Washington's real target is the Vietnam syndrome. Its goal is political, not military: to win renewed public acceptance for the large-scale deployment of US ground soldiers in battle.
The Vietnam syndrome refers to the reluctance by the big majority of Americans to support military operations abroad if there is a risk of significant US casualties.
For more than 25 years, the Vietnam syndrome prevented Washington from deploying large numbers of ground troops in hot wars. The mightiest military power on Earth had to be content with arming and funding puppet regimes around the world, or launching short, sharp aerial bombardments in collaboration with proxy forces on the ground, like the Northern Alliance in Afghanistan, to win its fights against movements and regimes its dislikes.
The September 11 attacks and the subsequent US war on terrorism presented US ruling-class war-mongers with their greatest opportunity yet to cure the Vietnam syndrome.
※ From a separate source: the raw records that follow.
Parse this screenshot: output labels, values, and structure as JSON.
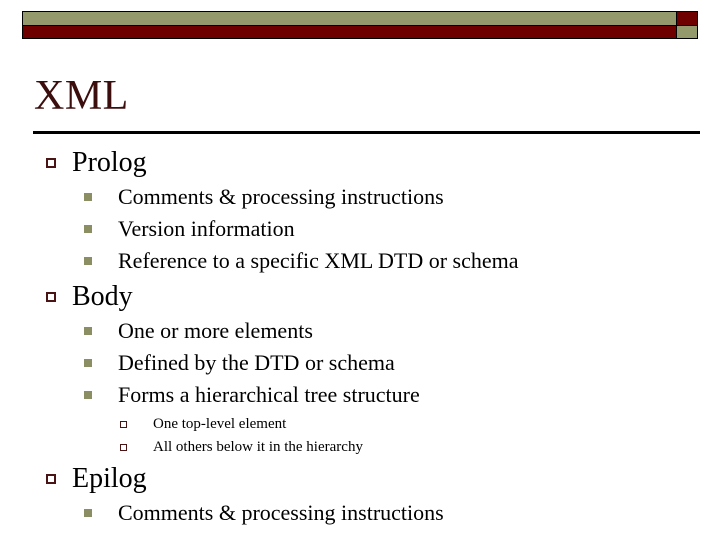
{
  "slide": {
    "title": "XML",
    "theme": {
      "olive": "#959A6C",
      "dark_red": "#6E0000",
      "title_color": "#3B0D0D",
      "bullet_l1_color": "#4A1414",
      "bullet_l2_color": "#8A8E62",
      "bullet_l3_color": "#4A1414",
      "rule_color": "#000000",
      "background": "#FFFFFF"
    },
    "banner": {
      "olive_bar": "olive-bar",
      "red_bar": "red-bar",
      "red_square": "red-square",
      "olive_square": "olive-square"
    },
    "outline": [
      {
        "level": 1,
        "text": "Prolog",
        "bullet": "hollow-square-bullet",
        "children": [
          {
            "level": 2,
            "text": "Comments & processing instructions",
            "bullet": "filled-square-bullet"
          },
          {
            "level": 2,
            "text": "Version information",
            "bullet": "filled-square-bullet"
          },
          {
            "level": 2,
            "text": "Reference to a specific XML DTD or schema",
            "bullet": "filled-square-bullet"
          }
        ]
      },
      {
        "level": 1,
        "text": "Body",
        "bullet": "hollow-square-bullet",
        "children": [
          {
            "level": 2,
            "text": "One or more elements",
            "bullet": "filled-square-bullet"
          },
          {
            "level": 2,
            "text": "Defined by the DTD or schema",
            "bullet": "filled-square-bullet"
          },
          {
            "level": 2,
            "text": "Forms a hierarchical tree structure",
            "bullet": "filled-square-bullet",
            "children": [
              {
                "level": 3,
                "text": "One top-level element",
                "bullet": "hollow-square-bullet"
              },
              {
                "level": 3,
                "text": "All others below it in the hierarchy",
                "bullet": "hollow-square-bullet"
              }
            ]
          }
        ]
      },
      {
        "level": 1,
        "text": "Epilog",
        "bullet": "hollow-square-bullet",
        "children": [
          {
            "level": 2,
            "text": "Comments & processing instructions",
            "bullet": "filled-square-bullet"
          }
        ]
      }
    ]
  }
}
The debate within US ruling circles over when Iraq should become a target is fundamentally an argument about how far the Vietnam syndrome had been, or could be, undermined.
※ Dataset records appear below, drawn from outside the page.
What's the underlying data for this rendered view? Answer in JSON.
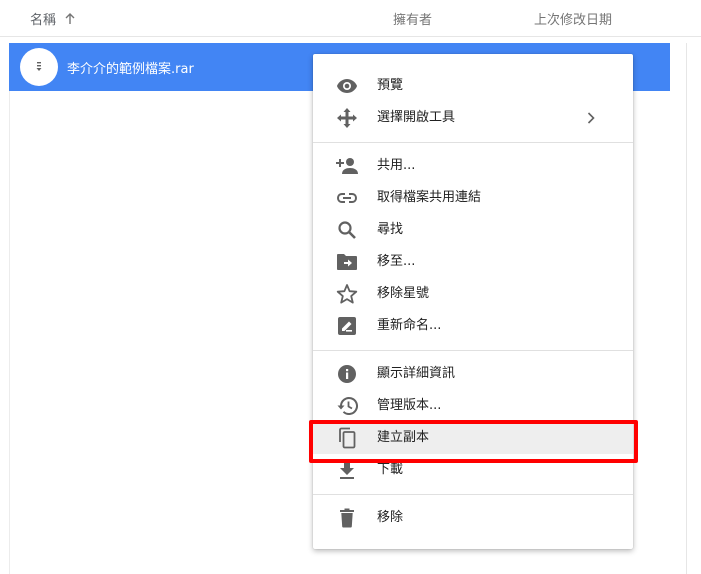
{
  "header": {
    "name_label": "名稱",
    "owner_label": "擁有者",
    "modified_label": "上次修改日期"
  },
  "file": {
    "name": "李介介的範例檔案.rar",
    "icon": "archive-icon"
  },
  "context_menu": {
    "items": [
      {
        "label": "預覽",
        "icon": "eye-icon"
      },
      {
        "label": "選擇開啟工具",
        "icon": "move-arrows-icon",
        "has_submenu": true
      },
      {
        "label": "共用...",
        "icon": "person-add-icon"
      },
      {
        "label": "取得檔案共用連結",
        "icon": "link-icon"
      },
      {
        "label": "尋找",
        "icon": "search-icon"
      },
      {
        "label": "移至...",
        "icon": "folder-move-icon"
      },
      {
        "label": "移除星號",
        "icon": "star-outline-icon"
      },
      {
        "label": "重新命名...",
        "icon": "rename-icon"
      },
      {
        "label": "顯示詳細資訊",
        "icon": "info-icon"
      },
      {
        "label": "管理版本...",
        "icon": "history-icon"
      },
      {
        "label": "建立副本",
        "icon": "copy-icon",
        "highlighted": true
      },
      {
        "label": "下載",
        "icon": "download-icon"
      },
      {
        "label": "移除",
        "icon": "trash-icon"
      }
    ]
  },
  "colors": {
    "selection": "#4285f4",
    "highlight_box": "#ff0000",
    "icon": "#616161"
  }
}
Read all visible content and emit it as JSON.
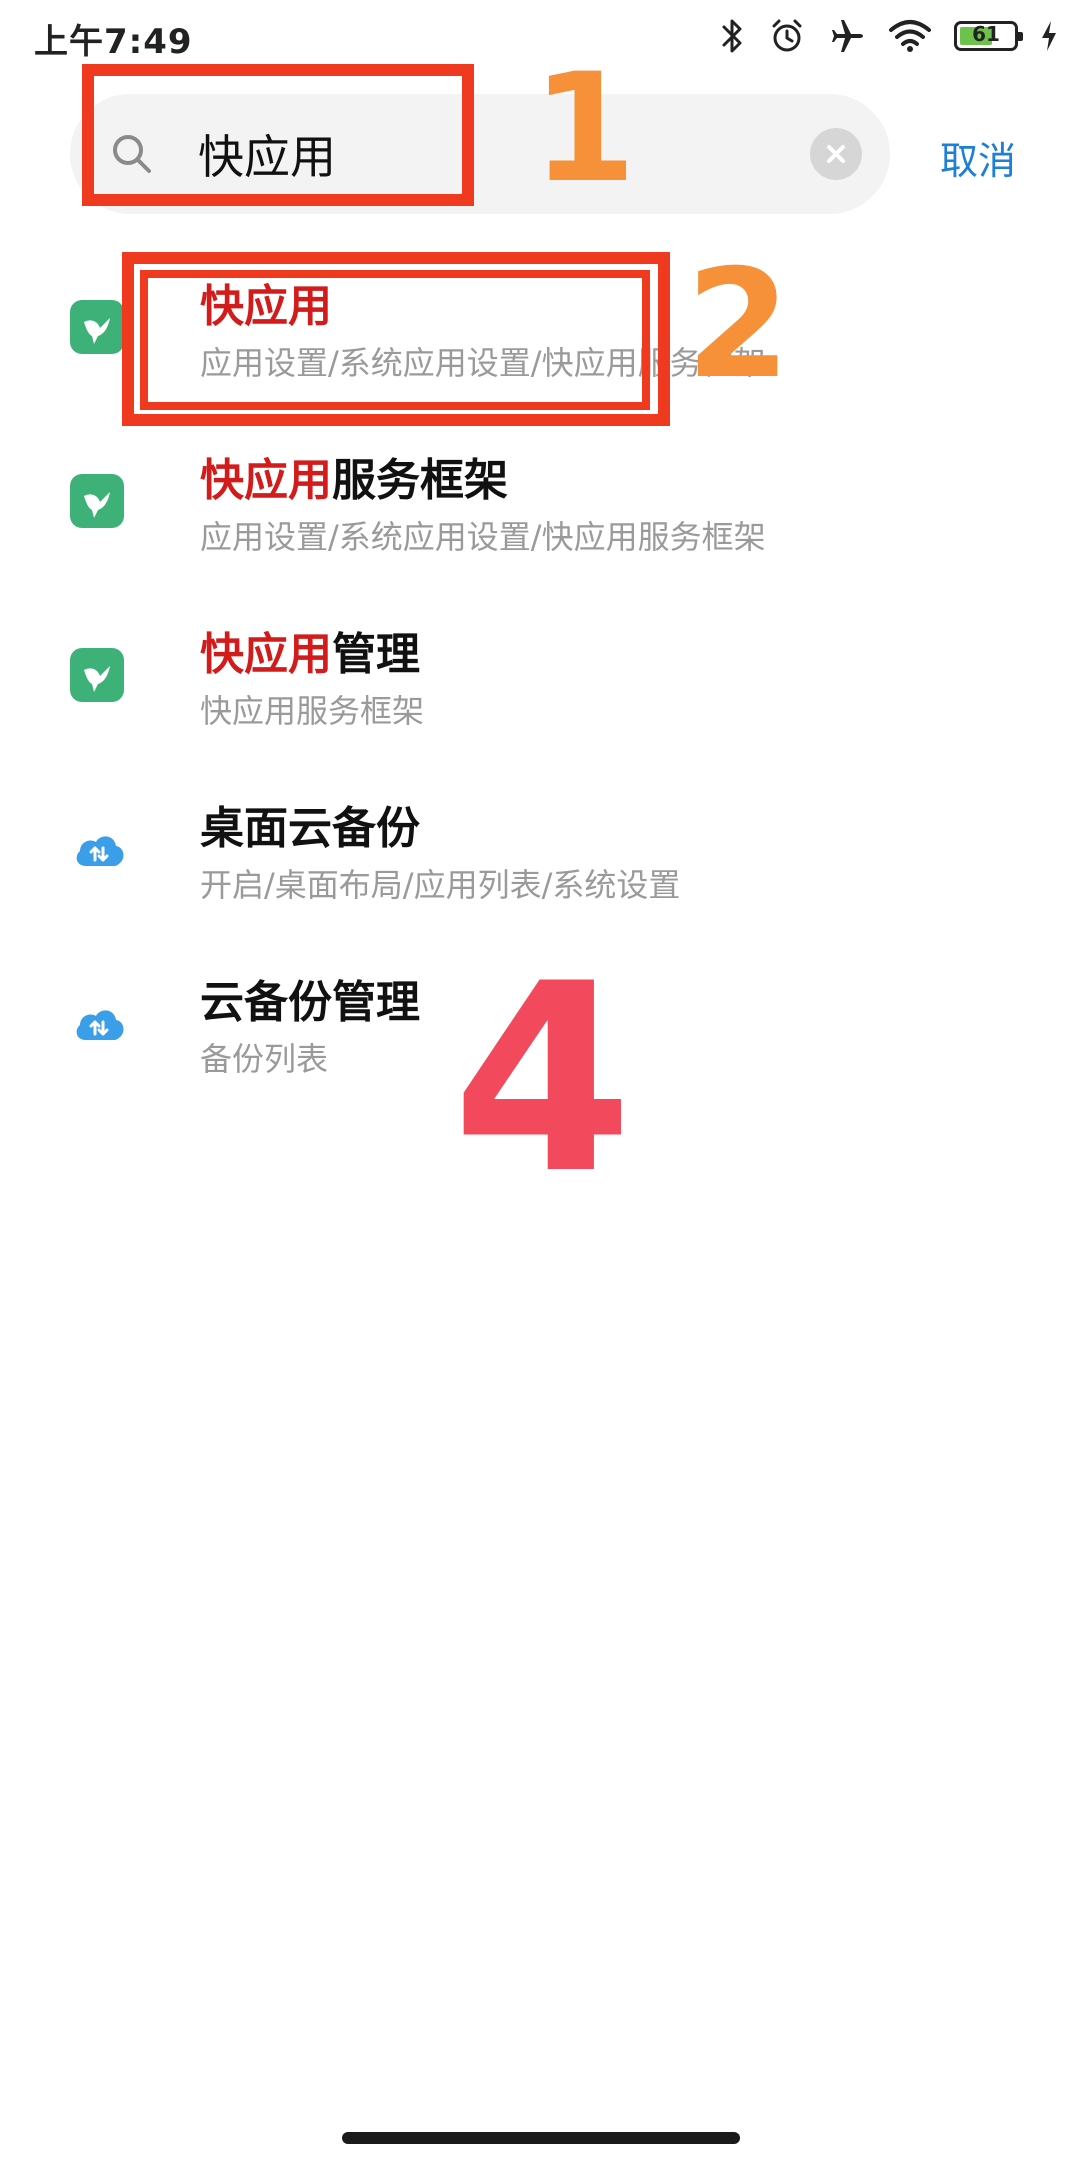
{
  "status_bar": {
    "time": "上午7:49",
    "battery_level": "61",
    "battery_fraction": 0.61,
    "icons": [
      "bluetooth-icon",
      "alarm-icon",
      "airplane-icon",
      "wifi-icon",
      "battery-icon",
      "charging-icon"
    ]
  },
  "search": {
    "query": "快应用",
    "cancel_label": "取消"
  },
  "results": [
    {
      "icon": "hummingbird-app-icon",
      "title_highlight": "快应用",
      "title_rest": "",
      "path": "应用设置/系统应用设置/快应用服务框架"
    },
    {
      "icon": "hummingbird-app-icon",
      "title_highlight": "快应用",
      "title_rest": "服务框架",
      "path": "应用设置/系统应用设置/快应用服务框架"
    },
    {
      "icon": "hummingbird-app-icon",
      "title_highlight": "快应用",
      "title_rest": "管理",
      "path": "快应用服务框架"
    },
    {
      "icon": "cloud-sync-icon",
      "title_highlight": "",
      "title_rest": "桌面云备份",
      "path": "开启/桌面布局/应用列表/系统设置"
    },
    {
      "icon": "cloud-sync-icon",
      "title_highlight": "",
      "title_rest": "云备份管理",
      "path": "备份列表"
    }
  ],
  "annotations": {
    "label_1": "1",
    "label_2": "2",
    "label_4": "4",
    "color_red_box": "#ef3a20",
    "color_orange_num": "#f6913a",
    "color_pink_num": "#f24a5c"
  },
  "colors": {
    "highlight": "#d21c1c",
    "accent_blue": "#1e7fd6",
    "app_icon_green": "#3eb178",
    "cloud_icon_blue": "#3a9ee8"
  }
}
Military experts estimate that the US would need, at a minimum, a military force of 50,000 combat troops to invade and defeat Iraq's armed forces and overthrow Iraqi President Saddam Hussein. The now-dominant hawks in the US administration, who champion such a settling of unfinished business, also know that thousands of US soldiers will inevitably have to die to achieve it.
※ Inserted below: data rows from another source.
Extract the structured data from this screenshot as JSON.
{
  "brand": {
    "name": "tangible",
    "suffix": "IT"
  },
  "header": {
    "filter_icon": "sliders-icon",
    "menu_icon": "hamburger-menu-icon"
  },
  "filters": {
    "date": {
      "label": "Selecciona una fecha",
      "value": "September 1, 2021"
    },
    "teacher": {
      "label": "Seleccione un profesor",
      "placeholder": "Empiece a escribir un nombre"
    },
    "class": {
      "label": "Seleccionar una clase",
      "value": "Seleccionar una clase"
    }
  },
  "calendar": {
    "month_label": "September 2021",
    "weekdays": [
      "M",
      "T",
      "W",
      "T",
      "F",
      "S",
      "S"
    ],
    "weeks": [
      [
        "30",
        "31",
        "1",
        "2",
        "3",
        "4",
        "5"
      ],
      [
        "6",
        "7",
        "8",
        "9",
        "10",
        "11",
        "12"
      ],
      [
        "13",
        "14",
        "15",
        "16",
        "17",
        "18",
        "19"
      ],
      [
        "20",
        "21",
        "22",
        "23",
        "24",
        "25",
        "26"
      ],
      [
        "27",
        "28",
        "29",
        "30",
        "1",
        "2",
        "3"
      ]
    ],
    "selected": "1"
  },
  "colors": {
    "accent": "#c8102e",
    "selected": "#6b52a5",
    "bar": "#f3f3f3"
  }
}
The US ruling class must prepare the American people to sacrifice their sons and daughters for US imperialism. This explains why, as the Afghan war seemed to be all but over, Washington departed from its usual reliance on air power and Afghan proxy fighters on the ground and deployed up to 1000 US and other Western ground troops (including Australian SAS soldiers), supported by 1500 Afghan militia, for a frontal assault on well-armed al Qaeda fighters entrenched in some of the most difficult terrain in Afghanistan.
The small, isolated al Qaeda force posed no real threat to US supremacy in Afghanistan let alone the US mainland as President George Bush has claimed.
The big capitalist US newspapers were not slow to recognise the true goal and importance of the battle for Shah-i-Kot valley. Thomas Ricks, writing in the March 5 Washington Post, observed that the US military seems bent on not only crushing a pocket of al Qaeda fighters but also on sending a broader message: that it is willing to put troops in harm's way as it prosecutes the war on terrorism.
An editorial in the same edition of the Washington Post warned that the US commanders and the American public cannot allow the casualties of recent days, or the prospect that more may come, to weaken their willingness to see the battle through. When American troops last suffered such heavy losses in the Mogadishu firefight depicted in the movie Black Hawk Down the reaction of a panicky Clinton administration was to yank US troops from Somalia. That event deeply impressed al Qaeda leader Osama bin Laden, who hoped that by inflicting similar casualties in Afghanistan he could stop the war against his terrorism. He must be proven wrong.
Future history books will record that the young Americans and Afghans that died in Shah-i-Kot were deliberately and cynically sacrificed by the capitalist politicians and generals in Washington to enable US imperialism to seriously go to war across the planet.
From Green Left Weekly, March 13, 2002.